Proprio grazie all’esperienza maturata sul campo oggi possiamo dire di avere una visione più chiara di come dovrebbero essere le cose.

Il nostro pensiero è sempre stato in linea con quello di Maurizio Pallante (più volte invitato negli scorsi anni a eventi organizzati da noi sul territorio sul tema della sostenibilità) e sposiamo appieno i valori del Movimento SEQUS.

Il Circolo di Tivoli si propone di fare analisi delle attività da innescare sul territorio, ideare proposte fattive e concrete, seguire i lavori dell’Amministrazione con l’intento di dare non solo la nostra visione ma anche la nostra proposta. Per farlo serve competenza in materia ed è per questo che ogni iscritto ha bisogno di una formazione iniziale che lo metta in grado di affrontare il percorso; ogni iscritto a SEQUS si forma da solo e con l’aiuto degli altri, in due parole migliora le sue competenze affinché se ne possa avvalere tutta la comunità.

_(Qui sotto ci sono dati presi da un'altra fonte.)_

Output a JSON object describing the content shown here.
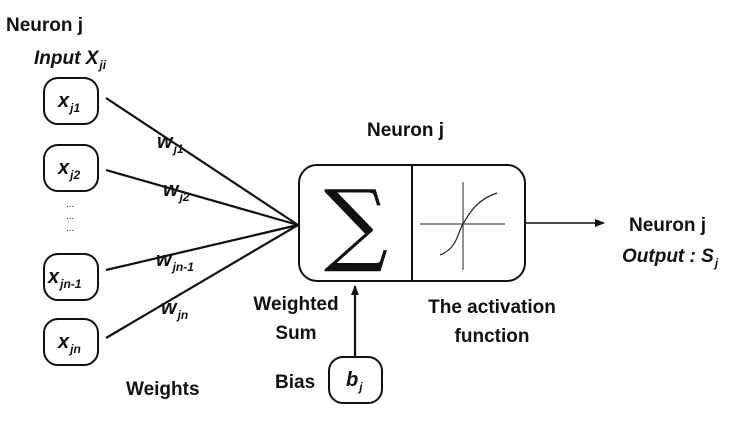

Ecco, “comunità”, una parola che abbiamo sentito sventolare tanto ma che per molti serve solo a portare voti. Nel nostro modello c’è un programma partecipato, vero, creato sulla base di un lavoro fatto insieme. Il programma non si fa venti giorni prima della chiusura della campagna elettorale, magari riciclando quello di qualcun altro. Il programma si fa in anni di lavoro e noi lo stiamo già facendo, sia localmente che a livello nazionale (leggi il nostro progetto politico nazionale in contruzione).

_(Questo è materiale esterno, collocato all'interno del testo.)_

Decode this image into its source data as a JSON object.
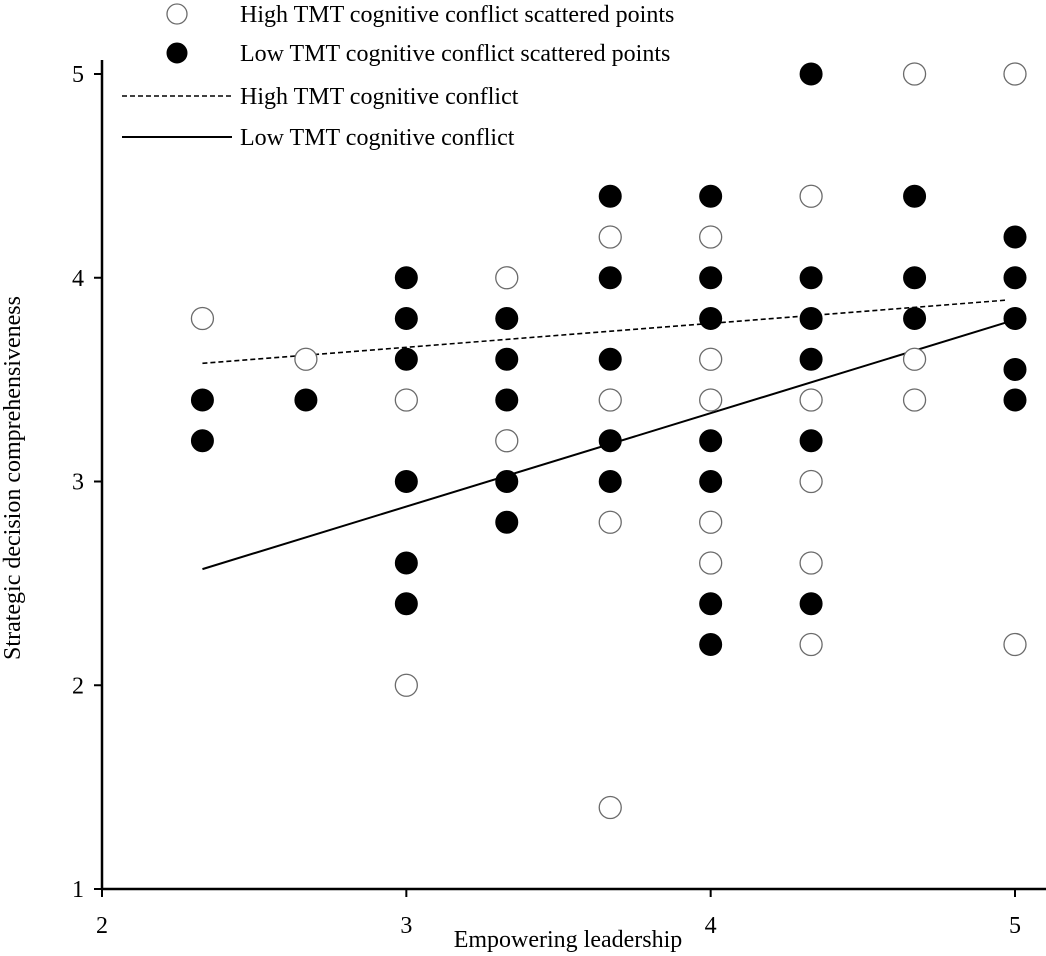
{
  "chart_data": {
    "type": "scatter",
    "title": "",
    "xlabel": "Empowering leadership",
    "ylabel": "Strategic decision comprehensiveness",
    "xlim": [
      2,
      5
    ],
    "ylim": [
      1,
      5
    ],
    "xticks": [
      2,
      3,
      4,
      5
    ],
    "yticks": [
      1,
      2,
      3,
      4,
      5
    ],
    "grid": false,
    "legend_position": "top-left",
    "series": [
      {
        "name": "High TMT cognitive conflict scattered points",
        "kind": "scatter",
        "marker": "open-circle",
        "points": [
          [
            2.33,
            3.8
          ],
          [
            2.67,
            3.6
          ],
          [
            3.0,
            3.4
          ],
          [
            3.0,
            2.0
          ],
          [
            3.33,
            4.0
          ],
          [
            3.33,
            3.2
          ],
          [
            3.67,
            4.2
          ],
          [
            3.67,
            3.4
          ],
          [
            3.67,
            2.8
          ],
          [
            3.67,
            1.4
          ],
          [
            4.0,
            4.2
          ],
          [
            4.0,
            3.6
          ],
          [
            4.0,
            3.4
          ],
          [
            4.0,
            2.8
          ],
          [
            4.0,
            2.6
          ],
          [
            4.33,
            4.4
          ],
          [
            4.33,
            3.4
          ],
          [
            4.33,
            3.0
          ],
          [
            4.33,
            2.6
          ],
          [
            4.33,
            2.2
          ],
          [
            4.67,
            5.0
          ],
          [
            4.67,
            3.6
          ],
          [
            4.67,
            3.4
          ],
          [
            5.0,
            5.0
          ],
          [
            5.0,
            2.2
          ]
        ]
      },
      {
        "name": "Low TMT cognitive conflict scattered points",
        "kind": "scatter",
        "marker": "filled-circle",
        "points": [
          [
            2.33,
            3.4
          ],
          [
            2.33,
            3.2
          ],
          [
            2.67,
            3.4
          ],
          [
            3.0,
            4.0
          ],
          [
            3.0,
            3.8
          ],
          [
            3.0,
            3.6
          ],
          [
            3.0,
            3.0
          ],
          [
            3.0,
            2.6
          ],
          [
            3.0,
            2.4
          ],
          [
            3.33,
            3.8
          ],
          [
            3.33,
            3.6
          ],
          [
            3.33,
            3.4
          ],
          [
            3.33,
            3.0
          ],
          [
            3.33,
            2.8
          ],
          [
            3.67,
            4.4
          ],
          [
            3.67,
            4.0
          ],
          [
            3.67,
            3.6
          ],
          [
            3.67,
            3.2
          ],
          [
            3.67,
            3.0
          ],
          [
            4.0,
            4.4
          ],
          [
            4.0,
            4.0
          ],
          [
            4.0,
            3.8
          ],
          [
            4.0,
            3.2
          ],
          [
            4.0,
            3.0
          ],
          [
            4.0,
            2.4
          ],
          [
            4.0,
            2.2
          ],
          [
            4.33,
            5.0
          ],
          [
            4.33,
            4.0
          ],
          [
            4.33,
            3.8
          ],
          [
            4.33,
            3.6
          ],
          [
            4.33,
            3.2
          ],
          [
            4.33,
            2.4
          ],
          [
            4.67,
            4.4
          ],
          [
            4.67,
            4.0
          ],
          [
            4.67,
            3.8
          ],
          [
            5.0,
            4.2
          ],
          [
            5.0,
            4.0
          ],
          [
            5.0,
            3.8
          ],
          [
            5.0,
            3.55
          ],
          [
            5.0,
            3.4
          ]
        ]
      },
      {
        "name": "High TMT cognitive conflict",
        "kind": "line",
        "style": "dashed",
        "x": [
          2.33,
          4.97
        ],
        "y": [
          3.58,
          3.89
        ]
      },
      {
        "name": "Low TMT cognitive conflict",
        "kind": "line",
        "style": "solid",
        "x": [
          2.33,
          4.97
        ],
        "y": [
          2.57,
          3.78
        ]
      }
    ]
  }
}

Il nostro Circolo si sta arricchendo delle professionalità più varie, di ogni età, anche se pensiamo che l’impegno più bello sia quello dei giovani perché loro è il futuro ed è giusto che siano loro ad immaginarlo.

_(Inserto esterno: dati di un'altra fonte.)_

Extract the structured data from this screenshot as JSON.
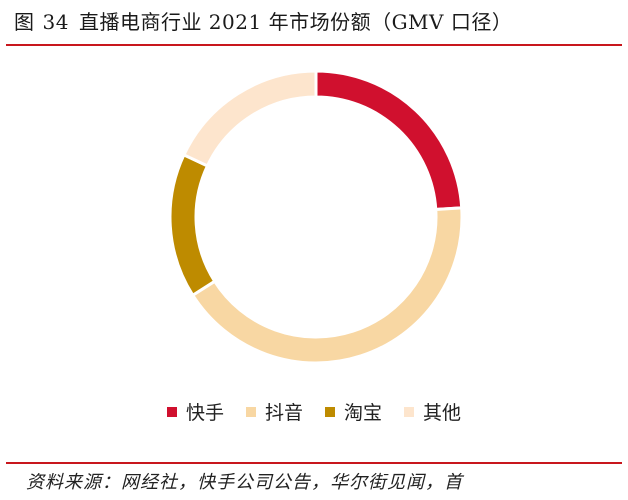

Tutti noi abbiamo sottoscritto l’appello di Maurizio Pallante e ne condividiamo in pieno il contenuto; questa è una condizione senza la quale non si può far parte del Circolo; condividiamo i valori su cui poggia SEQUS, e li mettiamo al primo posto in qualunque caso e in qualunque momento. “Sostenibilità, Equità, Solidarietà” sono questi i nostri fari e ogni azione che proponiamo deve dare soddisfazione alla domanda: che genere di risultato darà questa nostra azione? E’ in accordo con i valori fondanti”?

Non ci sentirete dire siamo per una “crescita sostenibile” ma ci sentirete parlare di “sostenibilità”, perché sostenibile non sia un aggettivo da piazzare qua e là ma sia il soggetto delle nostri frasi. Non ci sentirete parlare di “equità” riferita solo agli uomini, ma a tutti gli esseri viventi e non ci sentirete parlare di “diminuzione del consumo di suolo” ma di azzeramento del consumo di suolo.

Crediamo che servano posizioni precise, soluzioni vere che partano da valori solidi e non discutibili.

Crediamo che serva “coerenza” e fiducia nella gran parte del mondo che è dalla parte del bene.

Siamo pronti a fare la nostra parte e anzi la stiamo già facendo, speriamo vogliate unirvi a noi, lo speriamo di cuore.